Researchers on aging, the disease that afflicts human beings and on which not all the efforts in the world are being directed (this is like having an asteroid heading towards Earth and dedicating yourself to writing down planets or seeing how it can be manufactured a better atomic bomb), seems to have long ago found that there is a clear relationship between microbes and youth. Because it is known that both bacteria and viruses are related to diseases and deterioration of our body.
At this point we know the obvious, considering we are a kind of colony of viruses and bacteria, and our body cannot live without them, but it also dies from microbes that are not beneficial. Microbes are involved in the development of all age-related diseases.
There are viruses that use anti-aging substances from the body, for example, espermidina (which we can find in Wheat Germ, among other things). As we grow we produce less spermidine, because the body needs to limit viruses, something that results in old age.
Other viruses make proteins that trick the body and are related to hormones related to aging. Others generate excess oxidative stress. Indeed, not only can microbes make us sick: they bring us old age. If we fight them, or preserve those that are beneficial, we could combat organic deterioration.
A notable experiment that verifies this was with the Killis, a fish that has very little life expectancy due to the microbes in its intestine. When they were given antibiotics they lived much longer than their usual life expectancy. Not only that. They recolonized their intestinal tract with bacteria from younger fish. And they lived much longer.
This would reflect that many intestinal bacteria help us stay young and these are the same ones that we lose with age. According to studies, those that prolonged the life of killifishes belonged mostly to species that subsist on dietary fiber. To maintain them you have to give them their food: fiber.
“In exchange, they produce a compound called butyrate that causes various beneficial health effects. Butyrate, among other things, interacts with the immune system,” the author of The Immortal Medusa tells us.
The researchers came to the conclusion that to produce at least the rejuvenation of the immune system, which after all is responsible for avoiding the infections that plague us, the key is a specific organ: the thymus. Without the thymus, with age, inflammation begins throughout the body, which sets off the immune system's alarms in vain.
It is the decline of the thymus that results in a weak immune system. Making the thymus young again is making us young again. At least, internally: it would confront viruses, bacteria, all kinds of infections that ultimately age us. It would clean up zombie cells, it would fight cancer better, even the flu that takes so many old people, could be efficiently eliminated with a young thymus.

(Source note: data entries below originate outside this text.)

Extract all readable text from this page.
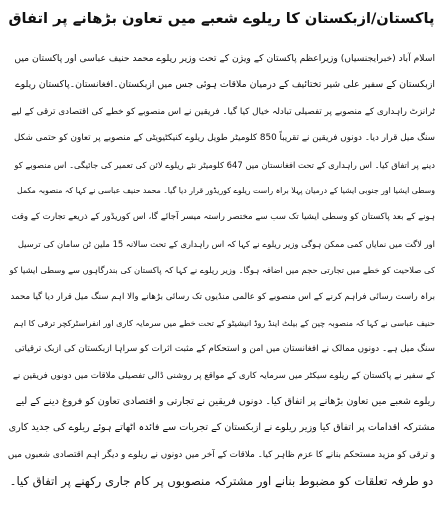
پاکستان/ازبکستان کا ریلوے شعبے میں تعاون بڑھانے پر اتفاق
اسلام آباد (خبرایجنسیاں) وزیراعظم پاکستان کے ویژن کے تحت وزیر ریلوے محمد حنیف عباسی اور پاکستان میں
ازبکستان کے سفیر علی شیر تختائیف کے درمیان ملاقات ہوئی جس میں ازبکستان۔افغانستان۔پاکستان ریلوے
ٹرانزٹ راہداری کے منصوبے پر تفصیلی تبادلہ خیال کیا گیا۔ فریقین نے اس منصوبے کو خطے کی اقتصادی ترقی کے لیے
سنگ میل قرار دیا۔ دونوں فریقین نے تقریباً 850 کلومیٹر طویل ریلوے کنیکٹیویٹی کے منصوبے پر تعاون کو حتمی شکل
دینے پر اتفاق کیا۔ اس راہداری کے تحت افغانستان میں 647 کلومیٹر نئے ریلوے لائن کی تعمیر کی جائیگی۔ اس منصوبے کو
وسطی ایشیا اور جنوبی ایشیا کے درمیان پہلا براہ راست ریلوے کوریڈور قرار دیا گیا۔ محمد حنیف عباسی نے کہا کہ منصوبہ مکمل
ہونے کے بعد پاکستان کو وسطی ایشیا تک سب سے مختصر راستہ میسر آجائے گا، اس کوریڈور کے ذریعے تجارت کے وقت
اور لاگت میں نمایاں کمی ممکن ہوگی وزیر ریلوے نے کہا کہ اس راہداری کے تحت سالانہ 15 ملین ٹن سامان کی ترسیل
کی صلاحیت کو خطے میں تجارتی حجم میں اضافہ ہوگا۔ وزیر ریلوے نے کہا کہ پاکستان کی بندرگاہوں سے وسطی ایشیا کو
براہ راست رسائی فراہم کرنے کے اس منصوبے کو عالمی منڈیوں تک رسائی بڑھانے والا اہم سنگ میل قرار دیا گیا محمد
حنیف عباسی نے کہا کہ منصوبہ چین کے بیلٹ اینڈ روڈ انیشیٹو کے تحت خطے میں سرمایہ کاری اور انفراسٹرکچر ترقی کا اہم
سنگ میل ہے۔ دونوں ممالک نے افغانستان میں امن و استحکام کے مثبت اثرات کو سراہا ازبکستان کی ازبک ترقیاتی
کے سفیر نے پاکستان کے ریلوے سیکٹر میں سرمایہ کاری کے مواقع پر روشنی ڈالی تفصیلی ملاقات میں دونوں فریقین نے
ریلوے شعبے میں تعاون بڑھانے پر اتفاق کیا۔ دونوں فریقین نے تجارتی و اقتصادی تعاون کو فروغ دینے کے لیے
مشترکہ اقدامات پر اتفاق کیا وزیر ریلوے نے ازبکستان کے تجربات سے فائدہ اٹھاتے ہوئے ریلوے کی جدید کاری
و ترقی کو مزید مستحکم بنانے کا عزم ظاہر کیا۔ ملاقات کے آخر میں دونوں نے ریلوے و دیگر اہم اقتصادی شعبوں میں
دو طرفہ تعلقات کو مضبوط بنانے اور مشترکہ منصوبوں پر کام جاری رکھنے پر اتفاق کیا۔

Russian researchers put this theory to the test. And they transplanted the thymus of the young ones into old mice. And indeed, the elderly were able to face infectious diseases and live longer. It is also known that the administration of Zinc has partially regenerated mice, it seems that supplements of this metal serve this purpose. Not only in mice, he suspects that zinc supplements also serve to reduce the number of infections in older people.
Now, if we extrapolate this same thing to the preparations of the ancient alchemists, with their sprays with aerial nitros, their mineral antimonies, their nitrous Solaris pulvis, their rancid toxic mercuries, in what way do those substances that have no antibacterial effect (except stibnite with tartar in known cases) could improve the microbes that give us youth? None. No way.
It already tells us everything about such ancient preparations and in my latest book you will find a greater analysis.
Well, just as we age, these microbe colonies deteriorate. Above all, perhaps, because they do not receive the food they need for their survival, or simply because the body begins to fail. And then non-beneficial microbes prevail, and infections, even the simplest ones, bring us death.
If we want to prolong life, we must end infections. In the science fiction novel A Time for Love, by Robert A. Heinlein, the immortal mentions that one of his notable characteristics is that, from a young age, he had no infections, his teeth had no cavities, and thus, for 300 years, Before cloning his body and living longer, he had no problems whatsoever.